Bitcoin Core Developer Gregory Maxwell on Why Altcoins Don’t Work
During his recent introductory presentation about Sidechain Elements, Blockstream Co-Founder and Bitcoin Core Developer Greg Maxwell explained why altcoins are not the proper solution for adding new features to the cryptocurrency ecosystem. In the past, Maxwell has noted that he has “ethical concerns” with altcoins, but he mainly focused on a technical explanation of why they’re a bad idea in this recent presentation. Altcoins and appcoins are controversial topics in the bitcoin ecosystem, although it appears that many of the Bitcoin Core developers do not think too highly of them.
Why do people create altcoins?
Although Maxwell noted that “some [altcoins] have been interesting,” it’s clear to most of the bitcoin community that the vast majority of altcoins are nothing more than scams. For an altcoin to be interesting or unique, it needs to add something of value to the original bitcoin code base. Having said that, those added features should not be viewed as a reason to “invest” in an altcoin. After all, if there is a useful feature in an altcoin, then it is likely that the feature would eventually be added to bitcoin directly.
When it comes to his own theory as to why people want to create altcoins, Maxwell seems certain that financial incentives are to blame:
“Well, when Bitcoin came into existence it was worthless. Over time as people saw the potential value, they started trading bitcoins for larger and larger amounts of money. So this creates the potential for a speculative race where people want to get in and hope that it becomes valuable in the future. And this has incentivized the creation of many altcoins, even ones that have no other reason for existing other than creating problematic pump and dumps.”
Network effects of currencies
In competing currencies — and perhaps more so competing cryptocurrencies — the network effect is usually the most decisive factor in picking winners and losers. When someone accepts a particular money in exchange for goods and services, they want to know they will be able to trade it with someone else in the future. Maxwell made this point clear during his presentation, but he also took it one step further by stating, “The value of currency comes from the network effect, and if you’re starting up new cryptocurrencies all the time, all you’re doing is fragmenting the network effect.”
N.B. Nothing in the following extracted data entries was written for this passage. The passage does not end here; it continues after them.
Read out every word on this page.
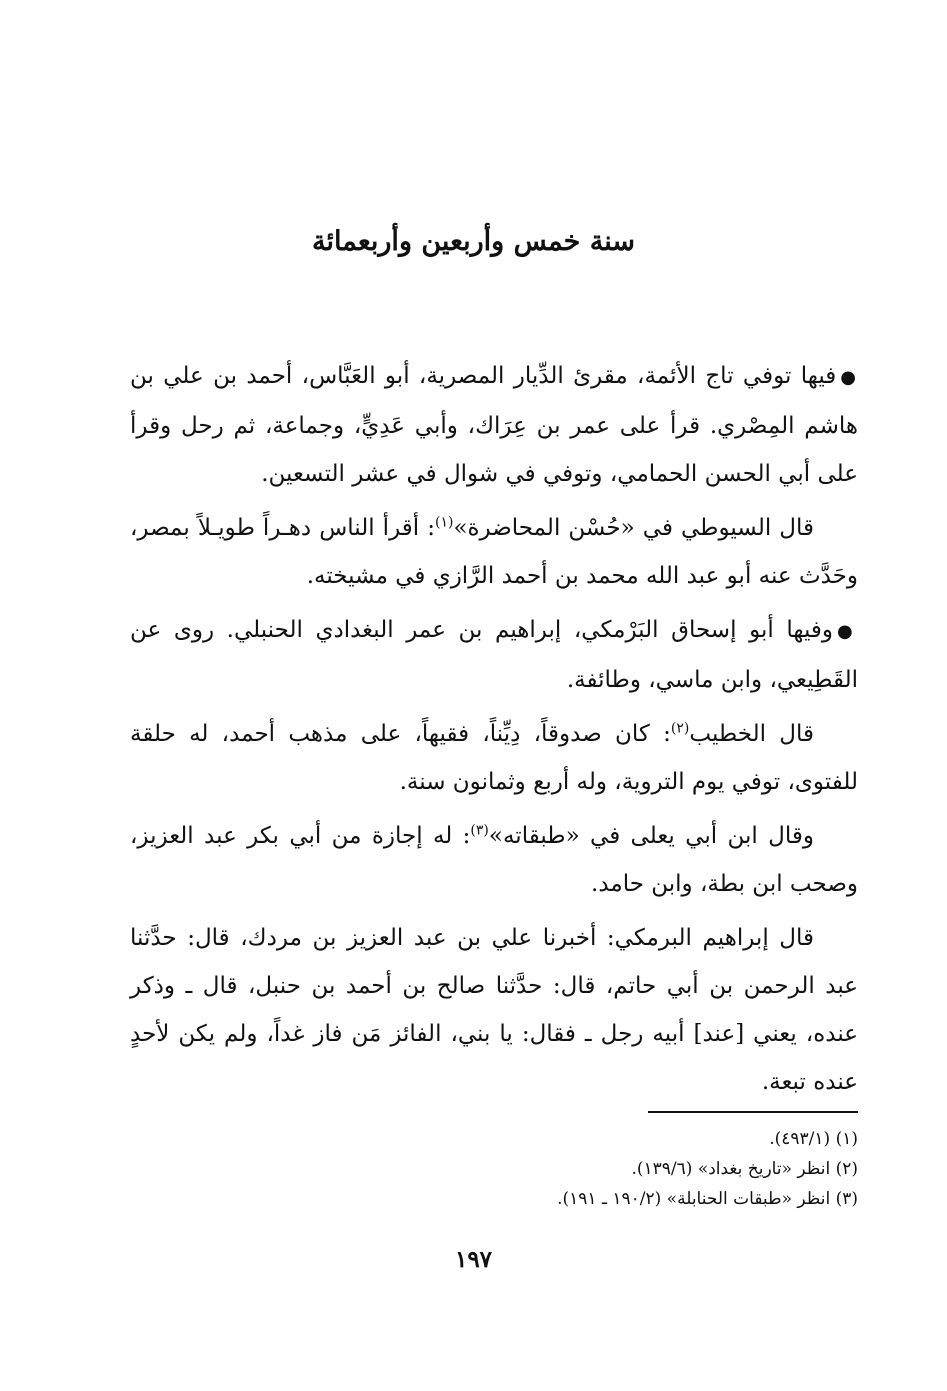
سنة خمس وأربعين وأربعمائة

●فيها توفي تاج الأئمة، مقرئ الدِّيار المصرية، أبو العَبَّاس، أحمد بن علي بن هاشم المِصْري. قرأ على عمر بن عِرَاك، وأبي عَدِيٍّ، وجماعة، ثم رحل وقرأ على أبي الحسن الحمامي، وتوفي في شوال في عشر التسعين.

قال السيوطي في «حُسْن المحاضرة»$^{(١)}$: أقرأ الناس دهـراً طويـلاً بمصر، وحَدَّث عنه أبو عبد الله محمد بن أحمد الرَّازي في مشيخته.

●وفيها أبو إسحاق البَرْمكي، إبراهيم بن عمر البغدادي الحنبلي. روى عن القَطِيعي، وابن ماسي، وطائفة.

قال الخطيب$^{(٢)}$: كان صدوقاً، دِيِّناً، فقيهاً، على مذهب أحمد، له حلقة للفتوى، توفي يوم التروية، وله أربع وثمانون سنة.

وقال ابن أبي يعلى في «طبقاته»$^{(٣)}$: له إجازة من أبي بكر عبد العزيز، وصحب ابن بطة، وابن حامد.

قال إبراهيم البرمكي: أخبرنا علي بن عبد العزيز بن مردك، قال: حدَّثنا عبد الرحمن بن أبي حاتم، قال: حدَّثنا صالح بن أحمد بن حنبل، قال ـ وذكر عنده، يعني [عند] أبيه رجل ـ فقال: يا بني، الفائز مَن فاز غداً، ولم يكن لأحدٍ عنده تبعة.

(١) (٤٩٣/١).

(٢) انظر «تاريخ بغداد» (١٣٩/٦).

(٣) انظر «طبقات الحنابلة» (١٩٠/٢ ـ ١٩١).

١٩٧
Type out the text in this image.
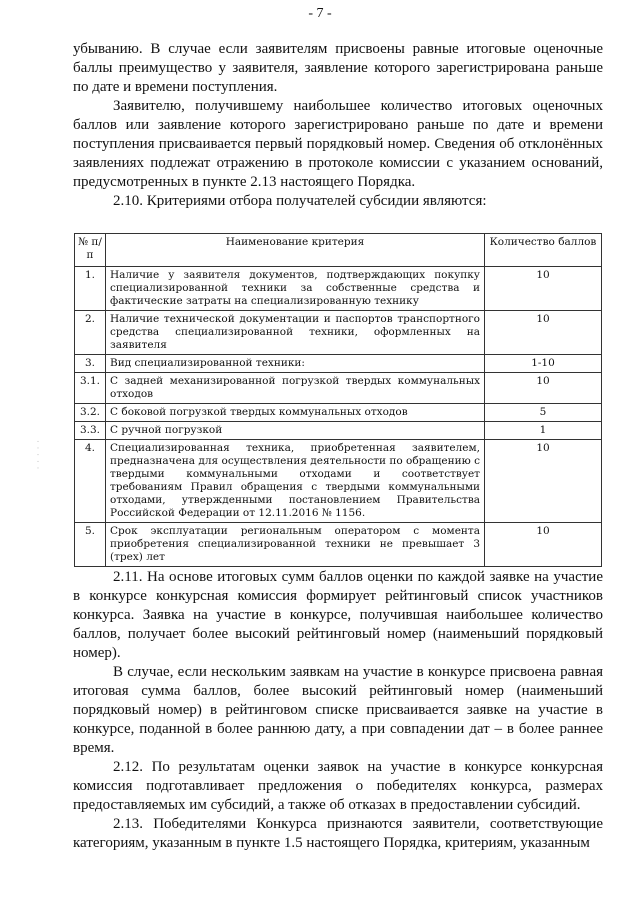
- 7 -

убыванию. В случае если заявителям присвоены равные итоговые оценочные баллы преимущество у заявителя, заявление которого зарегистрирована раньше по дате и времени поступления.

Заявителю, получившему наибольшее количество итоговых оценочных баллов или заявление которого зарегистрировано раньше по дате и времени поступления присваивается первый порядковый номер. Сведения об отклонённых заявлениях подлежат отражению в протоколе комиссии с указанием оснований, предусмотренных в пункте 2.13 настоящего Порядка.

2.10. Критериями отбора получателей субсидии являются:

№ п/п	Наименование критерия	Количество баллов
1.	Наличие у заявителя документов, подтверждающих покупку специализированной техники за собственные средства и фактические затраты на специализированную технику	10
2.	Наличие технической документации и паспортов транспортного средства специализированной техники, оформленных на заявителя	10
3.	Вид специализированной техники:	1-10
3.1.	С задней механизированной погрузкой твердых коммунальных отходов	10
3.2.	С боковой погрузкой твердых коммунальных отходов	5
3.3.	С ручной погрузкой	1
4.	Специализированная техника, приобретенная заявителем, предназначена для осуществления деятельности по обращению с твердыми коммунальными отходами и соответствует требованиям Правил обращения с твердыми коммунальными отходами, утвержденными постановлением Правительства Российской Федерации от 12.11.2016 № 1156.	10
5.	Срок эксплуатации региональным оператором с момента приобретения специализированной техники не превышает 3 (трех) лет	10
· · · · ·

2.11. На основе итоговых сумм баллов оценки по каждой заявке на участие в конкурсе конкурсная комиссия формирует рейтинговый список участников конкурса. Заявка на участие в конкурсе, получившая наибольшее количество баллов, получает более высокий рейтинговый номер (наименьший порядковый номер).

В случае, если нескольким заявкам на участие в конкурсе присвоена равная итоговая сумма баллов, более высокий рейтинговый номер (наименьший порядковый номер) в рейтинговом списке присваивается заявке на участие в конкурсе, поданной в более раннюю дату, а при совпадении дат – в более раннее время.

2.12. По результатам оценки заявок на участие в конкурсе конкурсная комиссия подготавливает предложения о победителях конкурса, размерах предоставляемых им субсидий, а также об отказах в предоставлении субсидий.

2.13. Победителями Конкурса признаются заявители, соответствующие категориям, указанным в пункте 1.5 настоящего Порядка, критериям, указанным
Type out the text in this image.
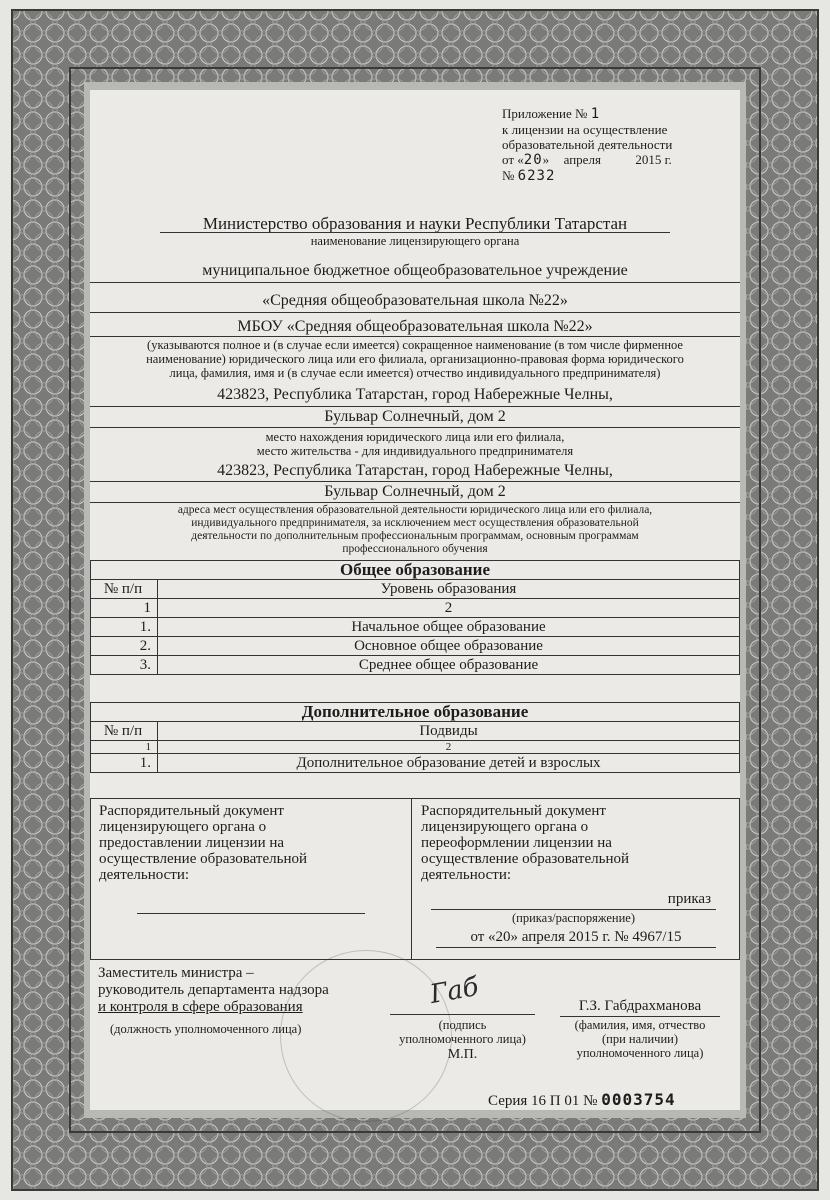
Приложение № 1
к лицензии на осуществление
образовательной деятельности
от «20» апреля	2015 г.
№ 6232
Министерство образования и науки Республики Татарстан
наименование лицензирующего органа
муниципальное бюджетное общеобразовательное учреждение
«Средняя общеобразовательная школа №22»
МБОУ «Средняя общеобразовательная школа №22»
(указываются полное и (в случае если имеется) сокращенное наименование (в том числе фирменное
наименование) юридического лица или его филиала, организационно-правовая форма юридического
лица, фамилия, имя и (в случае если имеется) отчество индивидуального предпринимателя)
423823, Республика Татарстан, город Набережные Челны,
Бульвар Солнечный, дом 2
место нахождения юридического лица или его филиала,
место жительства - для индивидуального предпринимателя
423823, Республика Татарстан, город Набережные Челны,
Бульвар Солнечный, дом 2
адреса мест осуществления образовательной деятельности юридического лица или его филиала,
индивидуального предпринимателя, за исключением мест осуществления образовательной
деятельности по дополнительным профессиональным программам, основным программам
профессионального обучения
Общее образование	
№ п/п	Уровень образования
1	2
1.	Начальное общее образование
2.	Основное общее образование
3.	Среднее общее образование
Дополнительное образование	
№ п/п	Подвиды
1	2
1.	Дополнительное образование детей и взрослых
Распорядительный документ
лицензирующего органа о
предоставлении лицензии на
осуществление образовательной
деятельности:
Распорядительный документ
лицензирующего органа о
переоформлении лицензии на
осуществление образовательной
деятельности:
приказ
(приказ/распоряжение)
от «20» апреля 2015 г. № 4967/15
Заместитель министра –
руководитель департамента надзора
и контроля в сфере образования
(должность уполномоченного лица)
Габ
(подпись
уполномоченного лица)
М.П.
Г.З. Габдрахманова
(фамилия, имя, отчество
(при наличии)
уполномоченного лица)
Серия 16 П 01 № 0003754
In other words, creating altcoins is harmful to the entire bitcoin ecosystem because it is breaking up the ecosystem into smaller networks. Truthcoin Creator Paul Sztorc has made similar comments in the past stating:
“I think the 2.0 space has, frankly, screwed up the 1.0 space by distracting talent, diverting money, misallocating infrastructure, and — most of all — confusing our message to the public (regarding bitcoin’s ability to store value, as the unique Internet money).”
The altcoins will also move slowly
Many altcoin supporters say that alternative cryptocurrencies are necessary due to the fact that bitcoin development moves too slowly, but Maxwell was able to point out a flaw with this theory:
“If you build a new system, a widely distributed system becomes hard to change. So the reboot is left with the same problem that Bitcoin has, that it’s difficult to adapt and change.”
Although the excitement around altcoins and appcoins has died down a bit over the past year or so, there are still plenty of individuals out there who believe these new coins and token systems can work. Maxwell left the topics of altcoins with a message for developers working in that area:
“I wish altcoin developers luck, but I don’t think it’s a sustainable way to build technology.”